The group said that while an independent and effective investigation into police actions would be a vital first step to resolving the standoff, the protests came after a “steady erosion” of rights and freedoms in the city long before Lam put forward plans to allow extradition to mainland China.
It said both the Hong Kong government and the ruling Chinese Communist Party in Beijing had been chipping away at the traditional rights and freedoms that Hong Kong was promised for years.
Freedoms under threat
The Civil Human Rights Front said its application for a peaceful demonstration to mark the fifth anniversary of the start of the 2014 Occupy Central movement for fully democratic elections had received a police “letter of no objection.”

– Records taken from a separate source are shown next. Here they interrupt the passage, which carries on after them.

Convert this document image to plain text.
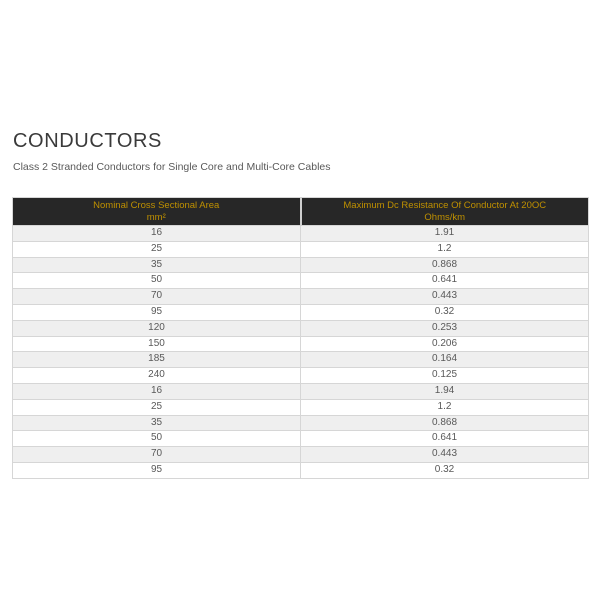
CONDUCTORS

Class 2 Stranded Conductors for Single Core and Multi-Core Cables

Nominal Cross Sectional Area
mm²

Maximum Dc Resistance Of Conductor At 20OC
Ohms/km

16	1.91
25	1.2
35	0.868
50	0.641
70	0.443
95	0.32
120	0.253
150	0.206
185	0.164
240	0.125
16	1.94
25	1.2
35	0.868
50	0.641
70	0.443
95	0.32
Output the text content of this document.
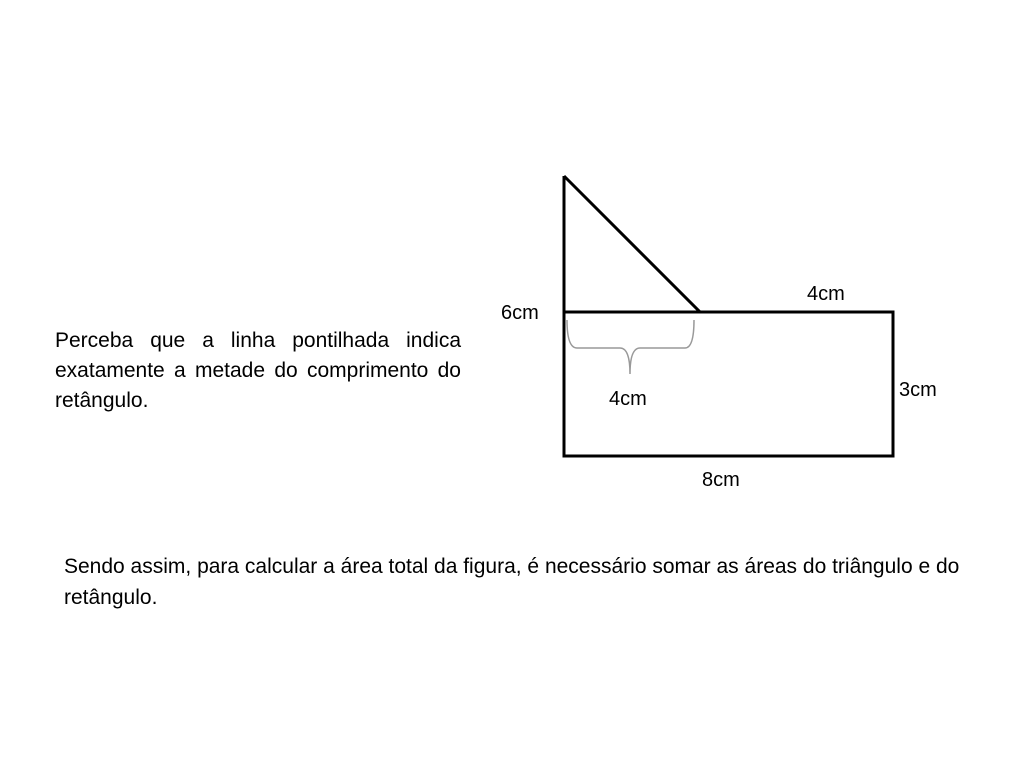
Perceba que a linha pontilhada indica exatamente a metade do comprimento do retângulo.

6cm
4cm
4cm	3cm
8cm

Sendo assim, para calcular a área total da figura, é necessário somar as áreas do triângulo e do retângulo.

Former lawmaker Nathan Law of the pro-democracy party Demosisto on Thursday called on U.S. senators to support the Hong Kong Human Rights and Democracy Act, warning that the city’s rule of law, human rights and freedoms are under threat.
“Our prosperity and dignity as a society are built on the success of the rule of law, the protection of human rights, and freedoms,” he told Congress. “Hong Kongers clearly understand that these values are extremely fragile and are being eroded by Beijing,” he told a congressional hearing on the bill.
“Instead of alleviating the tension, the Hong Kong government has been hiding behind the police force,” he said. “To make matters worse, thugs with ties to organized crime have also been involved with inciting violence against not just protesters but random passers-by just as the police look away.”
Law, who was a key figure in the 2014 Umbrella Movement, said fellow protesters had hung up a large banner on the last day of the occupation emblazoned with the words “We Will Be Back.”
“We have made good on that promise,” Law said.
Protests that erupted in June in Hong Kong against plans by the city’s government to allow extradition to mainland China have grown into a broader movement, even after Lam pledged to scrap the plan by withdrawing the planned legislation.
The protesters’ five key demands are: the formal withdrawal of planned amendments to extradition laws; an amnesty for arrested protesters; an end to the description of protesters as rioters; an independent inquiry into police abuse of power; and fully democratic elections.